In a little over 8 months, it will be the 20th anniversary of one of the great disasters in the annals of mountain climbing. On May 10th, 1996, several climbing parties attempting to summit Mt. Everest got caught on the mountain when a storm raced in. It dropped visibility to almost nothing while hurricane-force freezing winds ripped at the climbers’ bodies. Eight people lost their lives, their bodies lost or unrecoverable from the 29,000 foot peak. (There are now over 150 permanent residents on the mountain.) The story was told in the bestseller by Jon Krakauer, “Into Thin Air.” Now it’s been made into the movie Everest.
As the movie opens, text tells how after Edmund Hillary and Tenzing Norgay first summited Everest in 1953, 40 more climbers attempted it in the next few decades, with one in four losing their lives in the attempt. But then two companies turned climbing the mountain into a commercial venture, charging a hefty price to take climbers to the top of the world. While there’s a certain amount of hubris in thinking an inherently deadly activity can be commercialized, the companies were able to operate without any fatalities for the first few years. That changed on May 10th.
Everest focuses on the leader of one of the commercial climbs, Rob Hall (Jason Clarke), whose company Adventure Consultants had 8 clients for the climb, including Krakauer who had contracted to write about the experience for Outside magazine. Others in the group included Beck Weathers (Josh Brolin), whose climbing put a strain on his marriage to his wife Peach (Robin Wright); Doug Hansen (John Hawkes), a postman who’d tried to summit before but had to turn back; and Yasuko Namba (Naoko Mori), who’d climbed 6 of the 7 highest mountains in the world and was trying to complete the septet.
Hall’s wife Jan Arnold (Kiera Knightley), a climber herself, was back at home in New Zealand expecting their first child in July. Hall’s base camp team included camp manager Helen Winton (Emily Watson) and Dr. Caroline Mackenzie (Elizabeth Debicki). The leader of Mountain Madness, the other commercial company, was Scott Fisher (Jake Gyllenhaal), with a more laid back attitude towards the climb.

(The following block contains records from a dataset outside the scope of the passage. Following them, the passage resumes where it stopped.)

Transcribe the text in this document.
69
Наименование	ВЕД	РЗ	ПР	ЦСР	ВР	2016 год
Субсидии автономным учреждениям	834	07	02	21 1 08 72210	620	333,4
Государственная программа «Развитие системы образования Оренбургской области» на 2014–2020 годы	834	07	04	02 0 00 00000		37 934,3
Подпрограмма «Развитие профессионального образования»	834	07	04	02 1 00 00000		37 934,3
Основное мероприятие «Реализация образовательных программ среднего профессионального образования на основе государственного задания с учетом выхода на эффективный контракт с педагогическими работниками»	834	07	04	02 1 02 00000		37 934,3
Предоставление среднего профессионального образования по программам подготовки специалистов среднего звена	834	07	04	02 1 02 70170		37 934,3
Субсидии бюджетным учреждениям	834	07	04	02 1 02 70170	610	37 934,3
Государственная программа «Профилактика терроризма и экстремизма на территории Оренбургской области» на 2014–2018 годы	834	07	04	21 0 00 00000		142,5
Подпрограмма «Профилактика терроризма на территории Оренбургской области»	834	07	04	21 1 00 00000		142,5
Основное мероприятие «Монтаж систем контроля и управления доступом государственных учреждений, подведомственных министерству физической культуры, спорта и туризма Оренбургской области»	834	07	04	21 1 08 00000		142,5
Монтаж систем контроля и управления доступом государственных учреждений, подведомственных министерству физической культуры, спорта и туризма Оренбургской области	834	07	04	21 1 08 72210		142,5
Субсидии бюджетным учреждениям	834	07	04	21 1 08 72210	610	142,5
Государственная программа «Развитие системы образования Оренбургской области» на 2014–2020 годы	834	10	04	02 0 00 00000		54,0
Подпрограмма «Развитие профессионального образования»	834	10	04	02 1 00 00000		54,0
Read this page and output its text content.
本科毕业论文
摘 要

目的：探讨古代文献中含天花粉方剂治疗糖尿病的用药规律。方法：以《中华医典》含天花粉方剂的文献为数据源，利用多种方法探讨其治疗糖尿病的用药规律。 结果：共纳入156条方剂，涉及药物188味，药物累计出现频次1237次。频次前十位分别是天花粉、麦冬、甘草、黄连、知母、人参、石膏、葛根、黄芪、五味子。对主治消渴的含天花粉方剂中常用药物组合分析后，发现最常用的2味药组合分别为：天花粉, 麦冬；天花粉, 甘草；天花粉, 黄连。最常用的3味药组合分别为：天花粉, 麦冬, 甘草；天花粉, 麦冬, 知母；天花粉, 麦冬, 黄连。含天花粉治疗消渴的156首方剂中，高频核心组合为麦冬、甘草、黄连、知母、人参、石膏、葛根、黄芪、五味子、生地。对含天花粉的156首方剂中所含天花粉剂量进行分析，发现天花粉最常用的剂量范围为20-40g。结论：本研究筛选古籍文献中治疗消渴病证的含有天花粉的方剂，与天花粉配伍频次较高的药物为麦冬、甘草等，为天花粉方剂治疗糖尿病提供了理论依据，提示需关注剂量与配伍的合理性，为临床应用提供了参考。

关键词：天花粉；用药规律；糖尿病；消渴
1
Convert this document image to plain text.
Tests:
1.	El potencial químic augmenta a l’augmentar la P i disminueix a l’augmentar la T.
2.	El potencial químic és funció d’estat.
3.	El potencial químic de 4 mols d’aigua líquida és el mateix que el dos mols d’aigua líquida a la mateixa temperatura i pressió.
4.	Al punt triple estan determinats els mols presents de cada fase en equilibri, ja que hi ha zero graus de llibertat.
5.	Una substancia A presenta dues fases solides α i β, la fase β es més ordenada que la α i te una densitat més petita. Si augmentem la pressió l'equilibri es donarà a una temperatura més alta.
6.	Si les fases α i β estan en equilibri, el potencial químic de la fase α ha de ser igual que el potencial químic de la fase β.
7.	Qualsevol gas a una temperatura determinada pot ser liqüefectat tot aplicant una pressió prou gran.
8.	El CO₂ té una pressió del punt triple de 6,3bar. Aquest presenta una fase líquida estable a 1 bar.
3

Two other teams, one from South Africa and the other making an IMAX movie about the mountain, were planning like Hall and Fisher to summit on May 10th, which created a traffic jam on the narrow points on the route to the summit. There’s only a small window in May when the summit has the best weather conditions and it’s only -4 F at the summit, rather than the average -31F. The winds are also less severe at that time. Everest is so high it protrudes into the jet stream; winds have been clocked at 175 mph, faster than a Cat 5 hurricane.
Icelandic director/writer/producer Baltasar Kormakur is mostly known to US audiences for directing 2013’s 2 Guns starring Denzel Washington and Mark Walburg, but he’d also made other films in his native country, including The Deep, a based-on-a-true-story tale of a fisherman trying to survive after his boat capsizes in the freezing ocean. Along with screenwriters William Nicholson (Shadowlands, Mandela: Long Walk to Freedom) and Simon Beaufoy (Slumdog Millionaire, 127 Hours), Kormakur has created a remarkably faithful account of the disaster as well as a story of survival against huge odds for some of the mountaineers.
It helps that the movie was partially filmed in Nepal as even with the special effects available today it’s hard to recreate the spectacle of the Himalayas and the Nepalese landscape. Before the showing at the Flix Brewhouse where I saw Everest, they screened clips of movies starring actors from the feature or films that have similar themes. One clip was from 2000’s Vertical Limit that supposedly takes place on K2, the second highest mountain and the neighbor of Everest. Comparing it to the visuals of Everest is like comparing a gangster movie from the 1930s filmed on the studio backlot with Goodfellas – the point being, there is no comparison. Visual effects were used to recreate Everest’s summit, but director and crew did an incredible job matching it to pictures that have been taken of the actual route.
The film doesn’t delve deeply into the characters, particularly in the case of Scott Fisher, but it does draw you in and has a definite emotional power. If you’ve read “Into Thin Air” or some of the other accounts of the events, Everest is visually illuminating and clarifying. It’s hard to turn real life into reel life, but the makers of Everest have done a commendable job.